On the night, however, it was a sublime goal on the stroke of halftime from Ramires, just after Barca had gone 2-0 ahead, that proved pivotal.

The goal allowed Chelsea, playing in a kit not unlike the white of Real Madrid, to revert to a trench-warfare mentality that had served them so well.

Torres's breakaway goal, after he came on as a substitute, capped a night of enthralling drama that was all too much for Sky Sports commentator Gary Neville, part of the Manchester United side that snatched victory from the jaws of defeat to beat Bayern Munich in the Champions League final on another epic Nou Camp night.

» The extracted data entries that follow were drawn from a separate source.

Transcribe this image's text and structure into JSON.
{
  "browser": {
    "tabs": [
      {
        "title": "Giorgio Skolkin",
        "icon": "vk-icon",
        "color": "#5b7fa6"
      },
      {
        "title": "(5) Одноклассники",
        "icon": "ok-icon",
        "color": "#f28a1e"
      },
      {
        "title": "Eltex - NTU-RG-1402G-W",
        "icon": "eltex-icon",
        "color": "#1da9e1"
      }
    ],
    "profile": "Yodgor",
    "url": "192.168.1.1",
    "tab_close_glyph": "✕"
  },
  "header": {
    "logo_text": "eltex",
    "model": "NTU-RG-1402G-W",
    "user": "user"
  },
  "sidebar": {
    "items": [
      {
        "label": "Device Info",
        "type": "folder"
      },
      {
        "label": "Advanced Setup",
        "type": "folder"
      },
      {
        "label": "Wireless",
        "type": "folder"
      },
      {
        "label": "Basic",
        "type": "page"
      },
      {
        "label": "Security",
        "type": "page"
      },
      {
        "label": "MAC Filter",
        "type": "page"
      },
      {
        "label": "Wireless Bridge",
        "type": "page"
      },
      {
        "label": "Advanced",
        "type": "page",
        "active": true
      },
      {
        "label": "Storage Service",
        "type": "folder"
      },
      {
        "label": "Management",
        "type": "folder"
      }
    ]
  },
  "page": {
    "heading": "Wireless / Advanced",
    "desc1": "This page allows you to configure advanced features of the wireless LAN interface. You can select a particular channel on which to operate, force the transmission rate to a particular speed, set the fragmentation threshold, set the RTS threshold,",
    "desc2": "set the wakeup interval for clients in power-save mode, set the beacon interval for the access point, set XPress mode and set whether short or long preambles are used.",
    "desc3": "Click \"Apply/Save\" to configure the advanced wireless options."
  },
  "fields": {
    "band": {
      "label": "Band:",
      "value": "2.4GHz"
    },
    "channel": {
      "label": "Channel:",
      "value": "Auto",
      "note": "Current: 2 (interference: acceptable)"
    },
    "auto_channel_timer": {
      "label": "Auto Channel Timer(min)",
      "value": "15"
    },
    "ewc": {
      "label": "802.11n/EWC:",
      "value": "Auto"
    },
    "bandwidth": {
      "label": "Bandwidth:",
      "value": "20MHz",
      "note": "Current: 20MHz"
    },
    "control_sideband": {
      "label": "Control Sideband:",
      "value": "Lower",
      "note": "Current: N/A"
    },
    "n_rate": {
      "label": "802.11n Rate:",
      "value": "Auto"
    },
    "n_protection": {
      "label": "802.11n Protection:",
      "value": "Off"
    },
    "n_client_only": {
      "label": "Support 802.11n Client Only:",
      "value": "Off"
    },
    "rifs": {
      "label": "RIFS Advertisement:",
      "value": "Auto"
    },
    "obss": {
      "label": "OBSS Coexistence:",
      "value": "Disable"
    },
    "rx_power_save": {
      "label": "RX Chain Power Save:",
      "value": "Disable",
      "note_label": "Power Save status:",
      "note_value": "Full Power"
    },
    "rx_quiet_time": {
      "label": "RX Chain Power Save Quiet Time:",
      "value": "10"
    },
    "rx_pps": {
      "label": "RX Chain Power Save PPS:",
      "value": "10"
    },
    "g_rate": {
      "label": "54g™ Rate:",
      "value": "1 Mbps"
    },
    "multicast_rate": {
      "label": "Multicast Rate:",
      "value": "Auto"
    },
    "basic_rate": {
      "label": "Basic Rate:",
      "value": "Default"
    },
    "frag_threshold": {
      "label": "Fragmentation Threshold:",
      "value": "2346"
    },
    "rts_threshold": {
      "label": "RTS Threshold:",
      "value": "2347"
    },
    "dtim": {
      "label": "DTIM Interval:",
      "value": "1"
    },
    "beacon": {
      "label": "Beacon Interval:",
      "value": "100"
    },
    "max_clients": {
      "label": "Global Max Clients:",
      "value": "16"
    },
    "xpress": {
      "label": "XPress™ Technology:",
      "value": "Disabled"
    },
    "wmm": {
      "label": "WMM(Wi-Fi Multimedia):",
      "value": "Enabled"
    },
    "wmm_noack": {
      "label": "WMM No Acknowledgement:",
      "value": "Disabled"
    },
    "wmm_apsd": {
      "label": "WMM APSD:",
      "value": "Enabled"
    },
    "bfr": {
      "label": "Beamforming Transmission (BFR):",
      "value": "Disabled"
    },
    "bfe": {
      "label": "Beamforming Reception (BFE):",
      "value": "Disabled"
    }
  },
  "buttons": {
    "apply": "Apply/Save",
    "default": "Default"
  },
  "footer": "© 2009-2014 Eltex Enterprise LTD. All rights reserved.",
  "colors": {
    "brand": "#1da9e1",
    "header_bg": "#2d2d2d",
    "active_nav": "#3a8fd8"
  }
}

As Torres galloped clear with no Barca defender in sight in the 90th minute before rounding Victor Valdes to score, former England defender Neville sounded close to meltdown, shrieking a prolonged "ahhhhhooo" before yelling a series of "unbelievables" into his microphone. He was not overstating it.

TERRY OUT

After a season that has threatened to be one of the worst in recent memory for Chelsea and was predicted to be the last for many of the club's old guard such as Didier Drogba and Frank Lampard, the club are now one win from greatness.

If they are to beat Bayern or Real Madrid on May 19 they will have to do it without Terry, whose knee into the back of Alexis Sanchez earned him a red card.

They will also be without right-back Branislav Ivanovic, booked for dissent after Lionel Messi missed a second-half penalty for Barca, and midfielders Raul Meireles and Ramires, all of whom fought like lions.

Such has been Lady Luck's influence on Chelsea's season since Andre Villas-Boas was sacked by owner Roman Abramovich and replaced by caretaker coach Roberto Di Matteo, that they could probably field the kit manager and the tea lady in Munich and still have a chance of winning the trophy for the first time.

Abramovich has hired the game's highest-profile coaches to deliver silverware, with varying degrees of success, but bizarrely it is stop-gap Di Matteo who may hold the key to the Champions League trophy the Russian billionaire craves most.

Di Matteo's first Champions League game in charge was the quarter-final second leg at home to Napoli when his side trailed 3-1 from the first leg. Chelsea took the second leg into extra time and won 4-1 to go through.